In the domain of defect detection in industrial settings, Chern et al. (2025) [1137] utilized t-SNE for visualizing metal defect classification in deep learning models, improving interpretability in YOLO-based defect detection frameworks. Their study showed how t-SNE enhances the understanding of feature similarities among defect classes, leading to more refined model improvements. A similar approach was adopted by Li et al. (2025) [1138] in the field of food safety, where t-SNE was applied to olfactory sensor data to analyze aflatoxin B1 contamination in wheat. By employing t-SNE for dimensionality reduction, the researchers effectively visualized sensor response variations, demonstrating the method’s utility in complex chemical data analysis. In another domain, Singh and Singh (2025) [1139] developed a hybrid approach for medical image retrieval by integrating deep learning features with t-SNE. Their method showed that t-SNE enhances feature clustering, thereby improving the accuracy and efficiency of gastric image retrieval systems, which is particularly beneficial in computer-aided diagnosis applications.

Sun et al. (2025) [1142] explored the application of t-SNE in biomechanics, specifically in detecting muscle fatigue during lower limb isometric contraction tasks.
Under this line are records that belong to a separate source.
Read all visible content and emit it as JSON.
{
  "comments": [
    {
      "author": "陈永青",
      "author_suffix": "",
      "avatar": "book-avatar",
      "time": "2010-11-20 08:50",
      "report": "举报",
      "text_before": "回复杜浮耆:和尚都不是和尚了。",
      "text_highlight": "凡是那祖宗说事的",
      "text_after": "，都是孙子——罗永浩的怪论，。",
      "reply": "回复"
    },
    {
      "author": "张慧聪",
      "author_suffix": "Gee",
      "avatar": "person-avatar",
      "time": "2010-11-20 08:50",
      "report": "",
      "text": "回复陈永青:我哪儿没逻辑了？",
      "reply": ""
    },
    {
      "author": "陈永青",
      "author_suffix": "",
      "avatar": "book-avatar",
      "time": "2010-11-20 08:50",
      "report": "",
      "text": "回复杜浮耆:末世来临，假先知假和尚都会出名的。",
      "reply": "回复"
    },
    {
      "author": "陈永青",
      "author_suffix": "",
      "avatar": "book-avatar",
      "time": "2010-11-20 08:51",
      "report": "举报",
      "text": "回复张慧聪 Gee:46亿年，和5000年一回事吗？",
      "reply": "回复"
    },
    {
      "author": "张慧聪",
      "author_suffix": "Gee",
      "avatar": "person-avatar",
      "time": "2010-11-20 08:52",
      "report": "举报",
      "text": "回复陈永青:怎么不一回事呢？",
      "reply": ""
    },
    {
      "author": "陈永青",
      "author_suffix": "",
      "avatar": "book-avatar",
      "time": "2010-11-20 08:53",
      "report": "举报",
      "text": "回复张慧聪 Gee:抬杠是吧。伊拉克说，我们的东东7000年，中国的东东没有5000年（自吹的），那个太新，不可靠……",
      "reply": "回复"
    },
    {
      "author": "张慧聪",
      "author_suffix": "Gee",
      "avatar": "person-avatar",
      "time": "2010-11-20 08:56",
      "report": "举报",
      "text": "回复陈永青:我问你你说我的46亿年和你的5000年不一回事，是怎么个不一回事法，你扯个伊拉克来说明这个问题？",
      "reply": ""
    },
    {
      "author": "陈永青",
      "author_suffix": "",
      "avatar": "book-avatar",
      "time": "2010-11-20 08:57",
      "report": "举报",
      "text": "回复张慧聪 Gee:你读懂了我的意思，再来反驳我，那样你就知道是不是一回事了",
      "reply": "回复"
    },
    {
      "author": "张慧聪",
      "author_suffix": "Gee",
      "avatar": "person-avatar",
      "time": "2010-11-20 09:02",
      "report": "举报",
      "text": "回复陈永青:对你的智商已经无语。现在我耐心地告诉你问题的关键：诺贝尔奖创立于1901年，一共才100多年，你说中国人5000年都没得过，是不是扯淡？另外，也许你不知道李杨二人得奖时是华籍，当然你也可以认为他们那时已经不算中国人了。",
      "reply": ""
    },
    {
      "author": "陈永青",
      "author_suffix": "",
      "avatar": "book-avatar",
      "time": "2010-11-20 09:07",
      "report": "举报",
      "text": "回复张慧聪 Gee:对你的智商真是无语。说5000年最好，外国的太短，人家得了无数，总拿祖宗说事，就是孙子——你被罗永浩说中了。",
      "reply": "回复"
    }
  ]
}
Their study employed t-SNE to reduce the dimensionality of electromyography (EMG) data before applying machine learning-based classification, leading to improved performance in fatigue detection models. Meanwhile, Su et al. (2025) [1143] incorporated t-SNE into seismic fragility analysis for earth-rock dams, integrating it within a deep residual shrinkage network to enhance predictive accuracy. Their research illustrated how t-SNE, when combined with deep learning techniques, can refine the interpretation of heterogeneous material behavior under seismic loading conditions. In the biomedical domain, Yousif and Al-Sarray (2025) [1144] integrated t-SNE with spectral clustering via convex optimization to enhance breast cancer gene classification. Their work established that this combination yields superior clustering performance compared to conventional methods, contributing significantly to genomics research and precision medicine.
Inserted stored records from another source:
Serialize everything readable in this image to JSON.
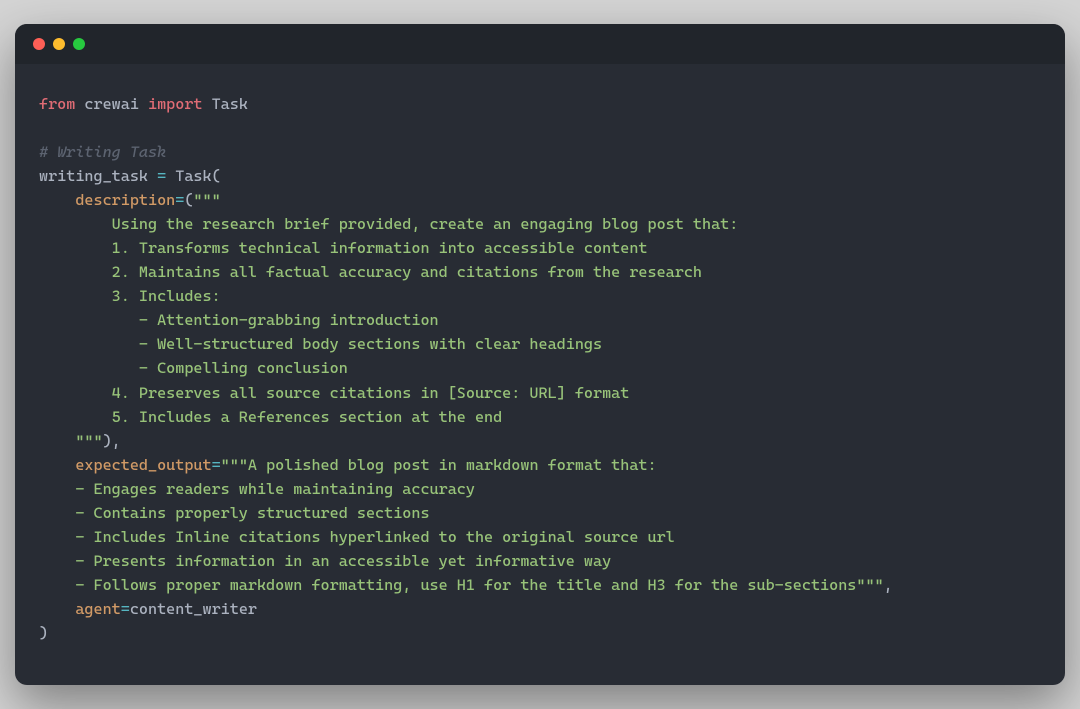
{
  "code": {
    "line1_from": "from",
    "line1_module": " crewai ",
    "line1_import": "import",
    "line1_name": " Task",
    "line3_comment": "# Writing Task",
    "line4_var": "writing_task ",
    "line4_eq": "=",
    "line4_call": " Task(",
    "line5_indent": "    ",
    "line5_param": "description",
    "line5_eq": "=",
    "line5_paren": "(",
    "line5_str_open": "\"\"\"",
    "line6": "        Using the research brief provided, create an engaging blog post that:",
    "line7": "        1. Transforms technical information into accessible content",
    "line8": "        2. Maintains all factual accuracy and citations from the research",
    "line9": "        3. Includes:",
    "line10": "           - Attention-grabbing introduction",
    "line11": "           - Well-structured body sections with clear headings",
    "line12": "           - Compelling conclusion",
    "line13": "        4. Preserves all source citations in [Source: URL] format",
    "line14": "        5. Includes a References section at the end",
    "line15_indent": "    ",
    "line15_str_close": "\"\"\"",
    "line15_close": "),",
    "line16_indent": "    ",
    "line16_param": "expected_output",
    "line16_eq": "=",
    "line16_str": "\"\"\"A polished blog post in markdown format that:",
    "line17": "    - Engages readers while maintaining accuracy",
    "line18": "    - Contains properly structured sections",
    "line19": "    - Includes Inline citations hyperlinked to the original source url",
    "line20": "    - Presents information in an accessible yet informative way",
    "line21": "    - Follows proper markdown formatting, use H1 for the title and H3 for the sub-sections\"\"\"",
    "line21_comma": ",",
    "line22_indent": "    ",
    "line22_param": "agent",
    "line22_eq": "=",
    "line22_val": "content_writer",
    "line23": ")"
  }
}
Park et al. (2025) [1145] assessed the clinical applicability of t-SNE in flow cytometry, specifically for hematologic malignancies. Their study compared t-SNE with UMAP in reducing high-dimensional cytometric data and concluded that t-SNE provides superior local structure preservation, which is crucial for identifying rare cell populations in clinical diagnostics. Qiao et al. (2025) [1146] used t-SNE to analyze cancer-associated fibroblasts (CAFs) in pancreatic ductal adenocarcinoma patients, identifying subclusters that exhibited distinct inflammatory gene expression patterns. This study underscored the value of t-SNE in uncovering hidden patterns in complex biological datasets, aiding in the stratification of cancer patients based on gene expression profiles. Furthermore, t-SNE has been utilized in aerospace engineering, as demonstrated by Su et al. (2025) [1143], who employed the technique in damage quantification for aircraft structures. Their study integrated t-SNE into an end-to-end deep learning framework to enhance defect localization, demonstrating how the method can improve structural health monitoring systems.
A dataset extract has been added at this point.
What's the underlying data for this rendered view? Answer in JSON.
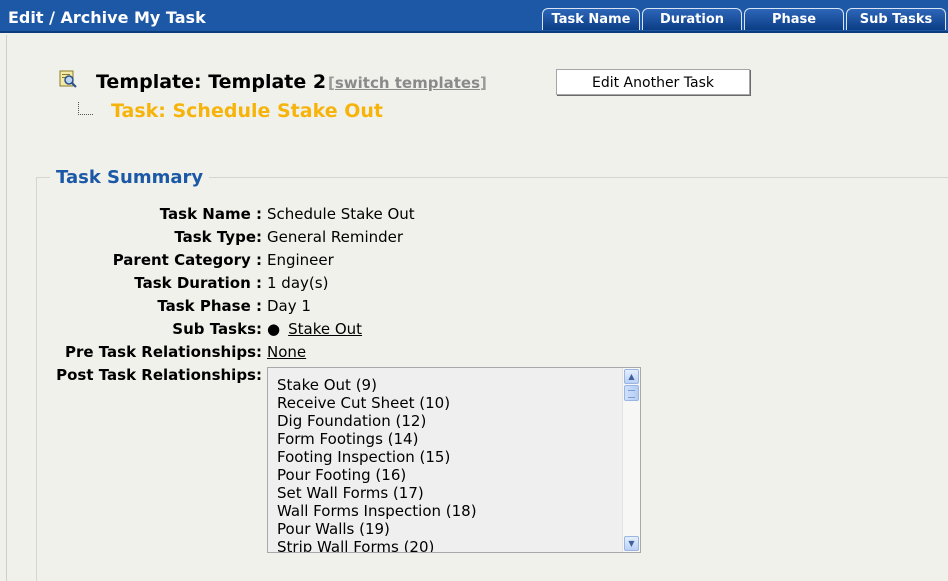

Overall, these studies collectively emphasize the versatility of t-SNE across diverse fields, ranging from biomedical sciences and geophysics to industrial defect detection and aerospace engineering. While t-SNE’s strength lies in its ability to preserve local structures in high-dimensional data, these studies also highlight its limitations, such as high computational cost and sensitivity to parameter tuning. Future research should focus on optimizing t-SNE’s efficiency while maintaining its robust visualization capabilities. By integrating t-SNE with deep learning architectures and hybrid clustering techniques, researchers can further expand its applications in fields requiring advanced data analysis and interpretation. The increasing adoption of t-SNE across disciplines highlights its ongoing relevance, making it a crucial tool for researchers handling complex, high-dimensional datasets.

Table 17. Summary of Recent Contributions in t-SNE Literature Review

Authors (Year)	Contribution
Rivera and Deniega (2025) [1135]	Demonstrated the efficacy of t-SNE in automating flow cytometry gating, improving cell population classification using clustering techniques such as DBSCAN and PCA.
Chang (2025) [1136]	Provided a survey of dimensionality reduction techniques, analyzing the strengths and weaknesses of t-SNE compared to PCA and UMAP, emphasizing its performance on non-linear data distributions.
Chern et al. (2025) [1137]	Applied t-SNE for visualizing metal defect classification in YOLO-based deep learning models, enhancing interpretability in industrial defect detection.
Li et al. (2025) [1138]	Utilized t-SNE for olfactory sensor data analysis in detecting aflatoxin B1 contamination in wheat, demonstrating its utility in chemical data visualization.
Singh and Singh (2025) [1139]	Developed a hybrid medical image retrieval approach by integrating deep learning features with t-SNE, improving clustering and accuracy in gastric image retrieval systems.
Sun et al. (2025) [1142]	Investigated t-SNE’s application in biomechanics, reducing the dimensionality of electromyography (EMG) data for improved muscle fatigue classification.
Su et al. (2025) [1143]	Incorporated t-SNE in seismic fragility analysis of earth-rock dams, enhancing predictive accuracy when integrated into a deep residual shrinkage network.
Yousif and Al-Sarray (2025) [1144]	Combined t-SNE with spectral clustering via convex optimization for breast cancer gene classification, achieving superior clustering performance over conventional methods.
Park et al. (2025) [1145]	Assessed the use of t-SNE in flow cytometry for hematologic malignancies, highlighting its superiority in preserving local structures compared to UMAP.
Qiao et al. (2025) [1146]	Applied t-SNE to analyze cancer-associated fibroblasts (CAFs) in pancreatic ductal adenocarcinoma, identifying gene expression subclusters for patient stratification.
Su et al. (2025) [1143]	Employed t-SNE for damage quantification in aircraft structures, integrating it into a deep learning framework to enhance structural health monitoring.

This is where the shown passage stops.